= Wave turbulence =

Set of nonlinear waves deviated far from thermal equilibrium

In continuum mechanics, wave turbulence is a set of nonlinear waves deviated far from thermal equilibrium. Such a state is usually accompanied by dissipation. It is either decaying turbulence or requires an external source of energy to sustain it. Examples are waves on a fluid surface excited by winds or ships, and waves in plasma excited by electromagnetic waves etc.

==Appearance==
External sources by some resonant mechanism usually excite waves with frequencies and wavelengths in some narrow interval. For example, shaking a container with frequency ω excites surface waves
with frequency ω/2 (parametric resonance, discovered by Michael Faraday).
When wave amplitudes are small – which usually means that the wave is far from breaking – only those waves exist that are directly excited by an external source.

When, however, wave amplitudes are not very small (for surface waves: when the fluid surface is inclined by more than few degrees) waves with different frequencies start to interact. That leads to an excitation of waves with frequencies and wavelengths in wide intervals, not necessarily in resonance with an external source. In experiments with high shaking amplitudes one initially observes waves that are in resonance with one another. Thereafter, both longer and shorter waves appear as a result of wave interaction. The appearance of shorter waves is referred to as a direct cascade while longer waves are part of an inverse cascade of wave turbulence.

==Statistical wave turbulence and discrete wave turbulence==
Two generic types of wave turbulence should be distinguished: statistical wave turbulence (SWT) and discrete wave turbulence (DWT).

In SWT theory exact and quasi-resonances are omitted, which allows using some statistical assumptions and describing the wave system by kinetic equations and their stationary solutions – the approach developed by Vladimir E. Zakharov. These solutions are called Kolmogorov–Zakharov (KZ) energy spectra and have the form k^{−α}, with k the wavenumber and α a positive constant depending on the specific wave system. The form of KZ-spectra does not depend on the details of initial energy distribution over the wave field or on the initial magnitude of the complete energy in a wave turbulent system. Only the fact the energy is conserved at some inertial interval is important.

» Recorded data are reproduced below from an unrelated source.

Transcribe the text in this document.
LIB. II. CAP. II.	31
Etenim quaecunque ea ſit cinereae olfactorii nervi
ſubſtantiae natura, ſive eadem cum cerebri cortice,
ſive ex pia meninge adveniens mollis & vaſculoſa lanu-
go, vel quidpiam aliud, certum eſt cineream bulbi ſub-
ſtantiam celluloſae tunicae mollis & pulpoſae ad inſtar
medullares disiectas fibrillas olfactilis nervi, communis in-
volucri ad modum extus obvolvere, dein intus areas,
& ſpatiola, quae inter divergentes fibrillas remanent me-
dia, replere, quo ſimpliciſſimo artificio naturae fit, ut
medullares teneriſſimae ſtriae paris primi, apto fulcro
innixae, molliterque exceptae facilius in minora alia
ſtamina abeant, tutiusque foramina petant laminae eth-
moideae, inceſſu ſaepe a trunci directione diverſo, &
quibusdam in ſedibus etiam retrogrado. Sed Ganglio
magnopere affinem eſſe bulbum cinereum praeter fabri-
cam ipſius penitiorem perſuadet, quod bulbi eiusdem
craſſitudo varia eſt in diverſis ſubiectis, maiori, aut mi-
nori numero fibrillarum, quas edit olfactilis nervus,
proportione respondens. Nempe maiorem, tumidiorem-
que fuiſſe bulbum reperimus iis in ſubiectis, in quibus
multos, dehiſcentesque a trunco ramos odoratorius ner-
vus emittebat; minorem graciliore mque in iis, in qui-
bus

The subject of DWT, first introduced in Kartashova (2006), are exact and quasi-resonances. Previous to the two-layer model of wave turbulence, the standard counterpart of SWT were
low-dimensioned systems characterized by a small number of modes included. However, DWT is characterized by resonance clustering, and not by the number of modes in particular resonance clusters – which can be fairly big. As a result, while SWT is completely described by statistical methods, in DWT both integrable and chaotic dynamics are accounted for. A graphical representation of a resonant cluster of wave components is given by the corresponding NR-diagram (nonlinear resonance diagram).

In some wave turbulent systems both discrete and statistical layers of turbulence are observed simultaneously, this wave turbulent regime have been described in Zakharov, Korotkevich, Pushkarev & Dyachenko (2005) and is called mesoscopic. Accordingly, three wave turbulent regimes can be singled out—kinetic, discrete and mesoscopic described by KZ-spectra, resonance clustering and their coexistence correspondingly.
Energetic behavior of kinetic wave turbulent regime is usually described by Feynman-type diagrams (i.e. Wyld's diagrams), while NR-diagrams are suitable for representing finite resonance clusters in discrete regime and energy cascades in mesoscopic regimes.